Jamie shook his head, looking down at the book, though his eyes were clearly looking through it, dark blue and remote.

“Nor he did,” he said softly. “What he said, here at the last”—his fingers touched the page, very gently—“was that thousands of his people had died for their freedom, thousands more would die in years to come. He would walk the path they walked, for the honor of his blood, and to die fighting was no more than a warrior of the Mohawk should ask.”

I heard Ian draw breath behind me in a sigh, and Brianna bent her head, so the bright hair hid her face. Roger’s own face was turned toward her, grave in profile—but it was none of them I saw. I saw a man with his face painted black for death, walking through a dripping forest at night, holding a torch that burned with cold fire.

A yank on my skirt pulled me away from this vision, and I glanced down to find Jemmy standing beside me, pulling on my hand.

“Watsat?”

“What—oh! It’s a rock, sweetheart; a pretty rock, see?” I held out the opal, and he seized it with both hands, plumping down on his bottom to look at it.

Brianna wiped a hand underneath her nose, and Roger cleared his throat with a noise like ripping cloth.

“What I want to know,” he said gruffly, gesturing toward the journal, “is why in hell did he write that in Latin?”

“Oh. He says that. He’d learnt Latin in school—perhaps that was what turned him against Europeans”—Jamie grinned at Young Ian, who grimaced—“and he thought if he wrote in Latin, anyone who happened to see it would think it only a priest’s book of prayers, and pay it no heed.”

“They did think that—the Kahnyen’kehaka,” Ian put in. “Old Tewaktenyonh kept the book, though. And when I—left, she gave me the wee book, and said as I must bring it back wi’ me, and give it to you, Auntie Claire.”

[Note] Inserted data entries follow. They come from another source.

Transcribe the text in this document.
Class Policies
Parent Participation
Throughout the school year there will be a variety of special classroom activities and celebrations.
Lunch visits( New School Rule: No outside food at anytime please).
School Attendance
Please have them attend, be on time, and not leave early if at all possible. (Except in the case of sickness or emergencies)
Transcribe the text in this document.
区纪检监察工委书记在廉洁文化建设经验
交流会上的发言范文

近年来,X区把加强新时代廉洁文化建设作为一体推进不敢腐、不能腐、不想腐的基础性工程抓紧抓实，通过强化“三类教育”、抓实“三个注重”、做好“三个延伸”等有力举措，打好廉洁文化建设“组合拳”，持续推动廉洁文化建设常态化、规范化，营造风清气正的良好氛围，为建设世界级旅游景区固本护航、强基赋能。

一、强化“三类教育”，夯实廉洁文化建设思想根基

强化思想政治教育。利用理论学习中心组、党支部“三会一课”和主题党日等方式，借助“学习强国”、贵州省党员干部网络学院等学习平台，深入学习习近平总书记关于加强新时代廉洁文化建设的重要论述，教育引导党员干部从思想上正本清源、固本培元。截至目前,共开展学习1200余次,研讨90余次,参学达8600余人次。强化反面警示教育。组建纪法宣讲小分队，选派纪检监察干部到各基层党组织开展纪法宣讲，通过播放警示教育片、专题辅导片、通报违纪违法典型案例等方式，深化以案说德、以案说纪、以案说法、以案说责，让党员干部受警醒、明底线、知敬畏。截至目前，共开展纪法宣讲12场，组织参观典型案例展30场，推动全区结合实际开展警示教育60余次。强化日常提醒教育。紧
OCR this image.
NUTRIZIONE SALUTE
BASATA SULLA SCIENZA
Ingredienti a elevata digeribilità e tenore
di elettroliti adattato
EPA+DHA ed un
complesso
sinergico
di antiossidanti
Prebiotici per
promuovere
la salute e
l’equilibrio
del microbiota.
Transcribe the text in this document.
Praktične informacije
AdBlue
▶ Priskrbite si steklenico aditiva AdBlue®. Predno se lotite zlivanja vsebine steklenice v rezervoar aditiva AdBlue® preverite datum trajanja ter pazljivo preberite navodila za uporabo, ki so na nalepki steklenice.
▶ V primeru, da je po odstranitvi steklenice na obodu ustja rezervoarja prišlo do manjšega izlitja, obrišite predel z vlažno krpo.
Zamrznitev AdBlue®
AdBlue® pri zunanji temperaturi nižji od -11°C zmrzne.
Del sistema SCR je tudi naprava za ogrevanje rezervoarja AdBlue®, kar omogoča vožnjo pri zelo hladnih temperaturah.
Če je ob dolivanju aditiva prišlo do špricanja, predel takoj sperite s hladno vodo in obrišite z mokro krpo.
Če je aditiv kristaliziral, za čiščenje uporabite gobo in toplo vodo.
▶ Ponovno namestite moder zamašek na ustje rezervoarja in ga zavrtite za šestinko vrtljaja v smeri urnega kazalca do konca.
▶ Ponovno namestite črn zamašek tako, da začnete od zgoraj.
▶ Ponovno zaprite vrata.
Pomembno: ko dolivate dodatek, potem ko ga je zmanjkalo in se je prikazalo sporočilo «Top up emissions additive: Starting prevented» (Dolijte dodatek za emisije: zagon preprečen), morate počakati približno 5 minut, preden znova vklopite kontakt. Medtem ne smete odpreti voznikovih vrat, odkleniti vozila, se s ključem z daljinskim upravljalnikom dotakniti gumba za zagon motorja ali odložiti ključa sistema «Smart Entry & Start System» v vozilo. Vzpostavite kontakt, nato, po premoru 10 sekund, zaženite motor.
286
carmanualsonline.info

“To me?” I felt a sense of hesitation at touching the book, but nonetheless reached out a hand and touched the open pages. The ink, I saw, had begun to run dry toward the end—the letters skipped and stuttered, and some words were no more than indentations on the paper. Had he thrown the empty pen away, I wondered, or kept it, a useless reminder of his vanished future?

“Do you think she knew what was in the book?” I asked. Ian’s face was impassive, but his soft hazel eyes held a hint of trouble. When he had been a Scot, he hadn’t been one to hide his feelings.

“I dinna ken,” he said. “She kent
something
, but I couldna say what. She didna tell me—only that I must bring ye the book.” He hesitated, glancing from me to Brianna and Roger, then back. “Is it true?” he asked. “What ye said, cousin—about what will happen to the Indians?”

She looked up, meeting his eyes squarely, and nodded.

“I’m afraid so,” she said softly. “I’m sorry, Ian.”

He only nodded, rubbing a knuckle down the bridge of his nose, but I wondered.

He hadn’t forsaken his own people, I knew, but the Kahnyen’kehaka were his as well. No matter what had happened to cause him to leave.

I was opening my mouth to ask Ian about his wife, when I heard Jemmy. He had retired back under the table with his prize, and had been talking to it in a genially conversational—if unintelligible—manner for several minutes. His voice had suddenly changed, though, to a tone of alarm.